Wherein Ra is selected from-H, alkyl, -CF3, aryl, or alkaryl;

z8.1 structural formula:

。

3. the process for the preparation of higher intermediates of rosuvastatin calcium according to claim 2, wherein: ra is an alkyl group.

4. The process for the preparation of higher intermediates of rosuvastatin calcium according to claim 2, wherein: the organic solvent is selected from one or more of dichloromethane, dichloroethane, toluene, n-hexane and cyclohexane; the ether solvent is one or more selected from tetrahydrofuran, 2-methyltetrahydrofuran, 1, 4-dioxane and methyl tert-butyl ether.

5. The method for preparing the advanced intermediate of rosuvastatin calcium according to claim 2, wherein the chiral side chain containing thiadiazole sulfone structure is prepared, comprising the following steps:

s1: taking (4R-CIS) -6-halomethyl-2, 2-dimethyl-1, 3-dioxolane-4-tert-butyl acetate and thiadiazole or derivatives thereof as raw materials, carrying out condensation reaction in an organic solvent under the action of alkali, concentrating under reduced pressure after the reaction is finished, adding dichloromethane and drinking water, stirring uniformly, standing for layering to obtain an organic layer, namely a compound D4-1 solution;

s2: taking the D4-1 solution as a raw material, taking drinking water as a solvent, dropwise adding a mixed solution of hydrogen peroxide and an oxidation catalyst into a reaction system under the action of alkali and a phase transfer catalyst, and stirring for reaction at 5-30 ℃; after the reaction is finished, standing and separating an organic layer, quenching the organic layer by using a sodium sulfite solution, and then washing the organic layer by using a sodium bicarbonate solution; standing to separate an organic layer, and concentrating under reduced pressure to obtain a chiral side chain crude product containing a thiadiazole sulfone structure; adding C1-C6 lower alcohol into the crude product of the chiral side chain containing the thiadiazole sulfone structure for recrystallization, and drying to obtain the chiral side chain containing the thiadiazole sulfone structure; d4 has a structural formula

X is halogen; the structural formula of D4-1 is

，Ra is selected from-H, alkyl, -CF₃Aryl or alkaryl.

6. The method for preparing the chiral side chain containing the thiadiazole sulfone structure according to claim 5, wherein the chiral side chain comprises the following steps: the base in step S1 is selected from alkali metal, alkaline earth metal carbonate, bicarbonate, hydride, hydroxide or alkoxide; the organic solvent is selected from one or more of N, N-dimethylformamide, N-dimethylacetamide, C1-C6 lower alcohol, methyl tert-butyl ether, 1, 4-dioxane, tetrahydrofuran, 2-methyltetrahydrofuran, dimethyl sulfoxide, cyclohexane and acetonitrile.

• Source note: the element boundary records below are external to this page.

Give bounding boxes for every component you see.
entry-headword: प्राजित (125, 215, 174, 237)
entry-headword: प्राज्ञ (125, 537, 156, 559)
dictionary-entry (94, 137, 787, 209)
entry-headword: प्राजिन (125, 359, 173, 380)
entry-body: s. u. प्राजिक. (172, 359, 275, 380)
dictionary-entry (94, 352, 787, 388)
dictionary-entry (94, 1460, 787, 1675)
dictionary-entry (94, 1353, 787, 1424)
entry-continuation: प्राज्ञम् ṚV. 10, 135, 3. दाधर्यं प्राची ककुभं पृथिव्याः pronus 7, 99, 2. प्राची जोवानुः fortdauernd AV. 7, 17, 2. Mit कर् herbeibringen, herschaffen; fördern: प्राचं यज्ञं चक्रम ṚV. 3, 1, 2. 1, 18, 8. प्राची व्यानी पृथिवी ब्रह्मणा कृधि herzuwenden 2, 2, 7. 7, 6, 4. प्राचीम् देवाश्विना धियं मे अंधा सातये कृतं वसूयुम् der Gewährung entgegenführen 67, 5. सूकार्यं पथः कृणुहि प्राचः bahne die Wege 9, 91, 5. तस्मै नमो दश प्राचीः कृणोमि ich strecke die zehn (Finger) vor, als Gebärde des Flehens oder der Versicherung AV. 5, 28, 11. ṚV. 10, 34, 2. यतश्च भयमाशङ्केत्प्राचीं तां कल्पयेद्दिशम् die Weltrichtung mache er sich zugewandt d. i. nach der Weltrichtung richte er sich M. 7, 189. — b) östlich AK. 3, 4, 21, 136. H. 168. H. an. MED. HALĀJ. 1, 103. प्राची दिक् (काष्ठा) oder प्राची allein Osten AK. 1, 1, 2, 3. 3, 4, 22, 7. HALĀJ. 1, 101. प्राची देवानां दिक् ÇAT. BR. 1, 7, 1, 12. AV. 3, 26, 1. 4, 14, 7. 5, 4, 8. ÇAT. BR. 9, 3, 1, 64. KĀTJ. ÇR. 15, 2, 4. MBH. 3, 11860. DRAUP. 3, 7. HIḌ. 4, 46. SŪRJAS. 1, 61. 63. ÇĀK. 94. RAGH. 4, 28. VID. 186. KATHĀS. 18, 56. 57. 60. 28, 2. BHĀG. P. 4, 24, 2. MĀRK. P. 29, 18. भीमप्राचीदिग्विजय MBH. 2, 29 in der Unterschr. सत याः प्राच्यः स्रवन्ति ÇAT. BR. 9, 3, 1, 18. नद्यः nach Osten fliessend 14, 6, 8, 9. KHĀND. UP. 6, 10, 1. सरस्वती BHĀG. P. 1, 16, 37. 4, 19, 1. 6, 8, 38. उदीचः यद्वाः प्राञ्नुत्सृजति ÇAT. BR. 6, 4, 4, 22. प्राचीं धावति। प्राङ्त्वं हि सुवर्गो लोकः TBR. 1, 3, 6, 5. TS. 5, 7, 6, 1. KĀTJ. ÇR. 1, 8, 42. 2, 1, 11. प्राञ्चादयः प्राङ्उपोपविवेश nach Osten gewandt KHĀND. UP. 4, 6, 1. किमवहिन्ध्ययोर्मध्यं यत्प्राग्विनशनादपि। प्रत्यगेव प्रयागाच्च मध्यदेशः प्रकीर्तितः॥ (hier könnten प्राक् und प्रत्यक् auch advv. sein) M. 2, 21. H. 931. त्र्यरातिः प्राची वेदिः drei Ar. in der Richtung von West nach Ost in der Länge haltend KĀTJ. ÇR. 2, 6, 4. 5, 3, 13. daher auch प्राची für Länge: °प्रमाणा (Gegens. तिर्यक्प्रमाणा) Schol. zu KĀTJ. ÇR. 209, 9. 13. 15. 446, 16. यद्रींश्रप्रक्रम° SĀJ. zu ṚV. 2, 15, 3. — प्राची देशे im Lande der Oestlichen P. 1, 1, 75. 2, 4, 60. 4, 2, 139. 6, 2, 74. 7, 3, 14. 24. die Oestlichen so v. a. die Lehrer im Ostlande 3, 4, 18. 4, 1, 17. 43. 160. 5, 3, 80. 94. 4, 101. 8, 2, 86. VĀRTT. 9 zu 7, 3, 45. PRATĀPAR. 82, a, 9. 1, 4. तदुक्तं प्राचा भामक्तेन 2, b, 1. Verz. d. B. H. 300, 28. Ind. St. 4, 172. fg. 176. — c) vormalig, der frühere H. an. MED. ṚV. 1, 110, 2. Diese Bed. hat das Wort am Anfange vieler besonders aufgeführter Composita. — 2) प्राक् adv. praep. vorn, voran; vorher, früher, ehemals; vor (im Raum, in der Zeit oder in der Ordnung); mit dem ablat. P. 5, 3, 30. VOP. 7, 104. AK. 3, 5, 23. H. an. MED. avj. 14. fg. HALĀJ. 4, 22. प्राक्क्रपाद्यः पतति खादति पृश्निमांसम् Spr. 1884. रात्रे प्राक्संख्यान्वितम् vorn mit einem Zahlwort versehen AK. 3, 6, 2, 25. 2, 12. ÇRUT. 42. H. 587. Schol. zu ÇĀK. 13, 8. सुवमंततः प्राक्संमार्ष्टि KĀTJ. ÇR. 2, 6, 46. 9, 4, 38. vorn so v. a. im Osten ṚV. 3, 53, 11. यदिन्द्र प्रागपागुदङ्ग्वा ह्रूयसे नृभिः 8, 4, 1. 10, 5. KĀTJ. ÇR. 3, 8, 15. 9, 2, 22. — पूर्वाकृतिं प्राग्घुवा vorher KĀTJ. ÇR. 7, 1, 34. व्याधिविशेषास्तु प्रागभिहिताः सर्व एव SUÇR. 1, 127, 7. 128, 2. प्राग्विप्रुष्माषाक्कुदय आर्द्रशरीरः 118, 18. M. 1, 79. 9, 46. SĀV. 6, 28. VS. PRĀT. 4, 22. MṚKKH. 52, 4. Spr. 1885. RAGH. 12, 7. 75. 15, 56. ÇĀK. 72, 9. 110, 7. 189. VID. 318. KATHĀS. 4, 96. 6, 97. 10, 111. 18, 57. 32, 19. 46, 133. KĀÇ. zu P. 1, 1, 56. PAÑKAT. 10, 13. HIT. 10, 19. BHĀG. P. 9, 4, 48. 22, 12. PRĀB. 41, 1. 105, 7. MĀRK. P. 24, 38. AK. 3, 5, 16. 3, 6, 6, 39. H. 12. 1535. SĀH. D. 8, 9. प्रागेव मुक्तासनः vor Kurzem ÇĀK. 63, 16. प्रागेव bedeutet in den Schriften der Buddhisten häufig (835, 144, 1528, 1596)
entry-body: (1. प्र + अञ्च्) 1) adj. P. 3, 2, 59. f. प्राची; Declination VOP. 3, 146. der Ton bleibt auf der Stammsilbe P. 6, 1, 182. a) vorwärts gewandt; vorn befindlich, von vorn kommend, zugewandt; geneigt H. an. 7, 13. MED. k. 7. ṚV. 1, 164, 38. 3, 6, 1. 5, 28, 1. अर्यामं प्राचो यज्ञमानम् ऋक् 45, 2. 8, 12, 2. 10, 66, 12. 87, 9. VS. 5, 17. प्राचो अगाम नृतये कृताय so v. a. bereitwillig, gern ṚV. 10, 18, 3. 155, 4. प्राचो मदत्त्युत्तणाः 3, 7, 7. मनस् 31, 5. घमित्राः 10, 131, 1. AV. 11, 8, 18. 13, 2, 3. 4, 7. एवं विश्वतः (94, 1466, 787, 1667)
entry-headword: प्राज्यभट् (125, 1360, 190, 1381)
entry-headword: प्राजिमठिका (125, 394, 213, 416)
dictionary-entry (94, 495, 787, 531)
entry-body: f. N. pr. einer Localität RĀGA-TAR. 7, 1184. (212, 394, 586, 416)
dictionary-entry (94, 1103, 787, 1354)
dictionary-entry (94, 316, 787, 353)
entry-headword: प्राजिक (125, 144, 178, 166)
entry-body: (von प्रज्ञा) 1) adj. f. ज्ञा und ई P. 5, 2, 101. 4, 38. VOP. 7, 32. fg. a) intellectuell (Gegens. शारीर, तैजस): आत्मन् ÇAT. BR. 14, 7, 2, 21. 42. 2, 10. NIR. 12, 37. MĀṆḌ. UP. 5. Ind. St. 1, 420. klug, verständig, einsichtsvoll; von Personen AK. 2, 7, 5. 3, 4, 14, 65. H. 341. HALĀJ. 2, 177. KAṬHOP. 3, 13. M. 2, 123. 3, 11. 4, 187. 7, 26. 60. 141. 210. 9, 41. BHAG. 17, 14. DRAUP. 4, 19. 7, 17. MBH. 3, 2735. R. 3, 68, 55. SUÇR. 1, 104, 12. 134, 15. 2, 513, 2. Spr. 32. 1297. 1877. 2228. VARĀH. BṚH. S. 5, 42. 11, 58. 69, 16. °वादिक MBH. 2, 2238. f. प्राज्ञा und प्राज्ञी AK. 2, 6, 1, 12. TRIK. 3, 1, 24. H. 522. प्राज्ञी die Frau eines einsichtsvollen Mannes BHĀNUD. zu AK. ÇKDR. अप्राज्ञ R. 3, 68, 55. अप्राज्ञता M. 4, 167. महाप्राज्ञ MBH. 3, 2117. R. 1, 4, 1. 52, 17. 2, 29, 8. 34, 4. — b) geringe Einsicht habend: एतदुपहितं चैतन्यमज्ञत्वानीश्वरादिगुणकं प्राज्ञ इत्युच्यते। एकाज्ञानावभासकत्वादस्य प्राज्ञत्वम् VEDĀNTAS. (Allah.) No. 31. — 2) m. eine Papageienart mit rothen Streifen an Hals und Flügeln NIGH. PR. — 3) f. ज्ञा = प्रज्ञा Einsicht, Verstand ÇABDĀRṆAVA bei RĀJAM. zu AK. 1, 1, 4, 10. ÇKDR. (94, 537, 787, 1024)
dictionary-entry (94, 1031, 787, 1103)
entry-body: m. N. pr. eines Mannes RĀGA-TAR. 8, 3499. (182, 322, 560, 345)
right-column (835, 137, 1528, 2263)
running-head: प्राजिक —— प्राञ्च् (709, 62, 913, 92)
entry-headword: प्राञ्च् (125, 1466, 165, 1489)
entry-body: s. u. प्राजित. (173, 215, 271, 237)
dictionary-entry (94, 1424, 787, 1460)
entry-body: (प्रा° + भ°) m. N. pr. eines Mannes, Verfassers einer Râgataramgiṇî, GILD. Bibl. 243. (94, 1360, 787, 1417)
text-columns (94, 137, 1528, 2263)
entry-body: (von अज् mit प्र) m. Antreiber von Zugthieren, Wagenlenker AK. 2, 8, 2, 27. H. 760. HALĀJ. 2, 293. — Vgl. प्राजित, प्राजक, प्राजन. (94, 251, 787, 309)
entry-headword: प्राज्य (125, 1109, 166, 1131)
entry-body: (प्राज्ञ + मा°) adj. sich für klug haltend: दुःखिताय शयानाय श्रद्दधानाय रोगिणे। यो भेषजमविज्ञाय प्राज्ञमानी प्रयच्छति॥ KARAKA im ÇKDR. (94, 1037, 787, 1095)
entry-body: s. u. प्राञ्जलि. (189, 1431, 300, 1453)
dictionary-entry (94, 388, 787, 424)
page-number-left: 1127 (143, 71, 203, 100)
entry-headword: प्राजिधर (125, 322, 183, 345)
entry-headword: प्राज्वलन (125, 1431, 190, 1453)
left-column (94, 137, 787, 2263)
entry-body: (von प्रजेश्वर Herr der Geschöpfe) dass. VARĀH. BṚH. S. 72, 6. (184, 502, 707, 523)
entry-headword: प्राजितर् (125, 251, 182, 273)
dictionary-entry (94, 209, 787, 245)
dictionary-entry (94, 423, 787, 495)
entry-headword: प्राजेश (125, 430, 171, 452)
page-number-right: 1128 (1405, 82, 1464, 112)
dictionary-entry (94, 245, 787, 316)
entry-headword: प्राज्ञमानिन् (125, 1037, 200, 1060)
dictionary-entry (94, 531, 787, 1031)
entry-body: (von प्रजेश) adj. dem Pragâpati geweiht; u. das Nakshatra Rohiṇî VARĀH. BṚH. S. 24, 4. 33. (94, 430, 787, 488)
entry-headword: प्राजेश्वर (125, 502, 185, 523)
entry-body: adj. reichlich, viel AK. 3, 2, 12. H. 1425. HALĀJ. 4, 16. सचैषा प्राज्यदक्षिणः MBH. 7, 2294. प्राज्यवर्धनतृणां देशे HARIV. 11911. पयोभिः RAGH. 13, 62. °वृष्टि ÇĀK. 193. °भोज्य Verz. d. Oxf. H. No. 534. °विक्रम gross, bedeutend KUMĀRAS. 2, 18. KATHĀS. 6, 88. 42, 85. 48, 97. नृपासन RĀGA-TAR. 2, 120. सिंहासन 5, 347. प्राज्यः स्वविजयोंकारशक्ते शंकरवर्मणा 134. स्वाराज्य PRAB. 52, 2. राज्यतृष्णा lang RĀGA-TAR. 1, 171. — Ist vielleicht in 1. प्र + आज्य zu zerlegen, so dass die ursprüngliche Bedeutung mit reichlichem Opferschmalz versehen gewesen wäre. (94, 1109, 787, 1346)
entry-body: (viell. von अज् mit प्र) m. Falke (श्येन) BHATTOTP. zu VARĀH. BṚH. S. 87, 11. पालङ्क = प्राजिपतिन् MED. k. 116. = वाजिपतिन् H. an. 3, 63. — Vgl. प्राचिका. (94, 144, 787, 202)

7. The method for preparing the chiral side chain containing the thiadiazole sulfone structure according to claim 5, wherein the chiral side chain comprises the following steps: the phase transfer catalyst in the step S2 is selected from quaternary ammonium salts selected from benzyltriethylammonium chloride, tetrabutylammonium bromide, tetrabutylammonium chloride, tetrabutylammonium hydrogen sulfate, trioctylmethylammonium chloride, dodecyltrimethylammonium chloride or tetradecyltrimethylammonium chloride; the oxidation catalyst is selected from ammonium molybdate, ammonium tungstate, ammonium phosphomolybdate or ammonium phosphotungstate; the lower alcohol of C1-C6 is selected from methanol, ethanol, n-propanol, isopropanol or tert-butanol.